Rashad, dont les origines remontent à 2007, est largement considéré comme un mouvement islamiste conservateur. Deux de ses dirigeants, vivant à Genève et à Londres, faisaient partie du Front islamique du salut, dont la popularité croissante a déclenché des années de chaos qui étaient sur le point de remporter les élections nationales de 1991, avant leur interdiction, ce qui a conduit à l’escalade de la rébellion extrémiste et a provoqué une guerre totale entre les autorités. Le mouvement algérien et le mouvement ont duré environ 10 ans et ont entraîné le meurtre de plus de 200 000 Algériens, et ils ont été immortalisés dans l’histoire arabe sous le nom de «décennie noire».

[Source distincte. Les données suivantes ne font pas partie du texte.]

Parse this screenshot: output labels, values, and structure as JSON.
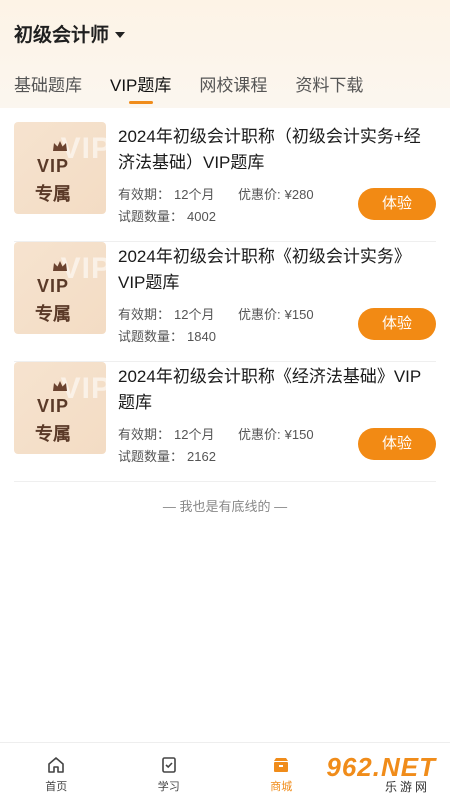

L’un des fondateurs du groupe, Mohamed El-Araby Zeitout, un ancien diplomate résidant à Londres, fait partie de 4 personnes, qui seraient associées à Rashad, qui ont été visées par des mandats d’arrêt internationaux émis par l’Algérie en mars en raison d’allégations de violation. l’ordre public et la sécurité du pays. La cinquième personne, Ahmed Mansoury, ancien membre du Front islamique du salut, a été arrêté pour avoir rejoint un groupe terroriste dans les années 90, puis relâché. Il a été de nouveau arrêté en février pour ses allégations rôle central dans le complot, y compris le financement des «activités secrètes» de Rashad.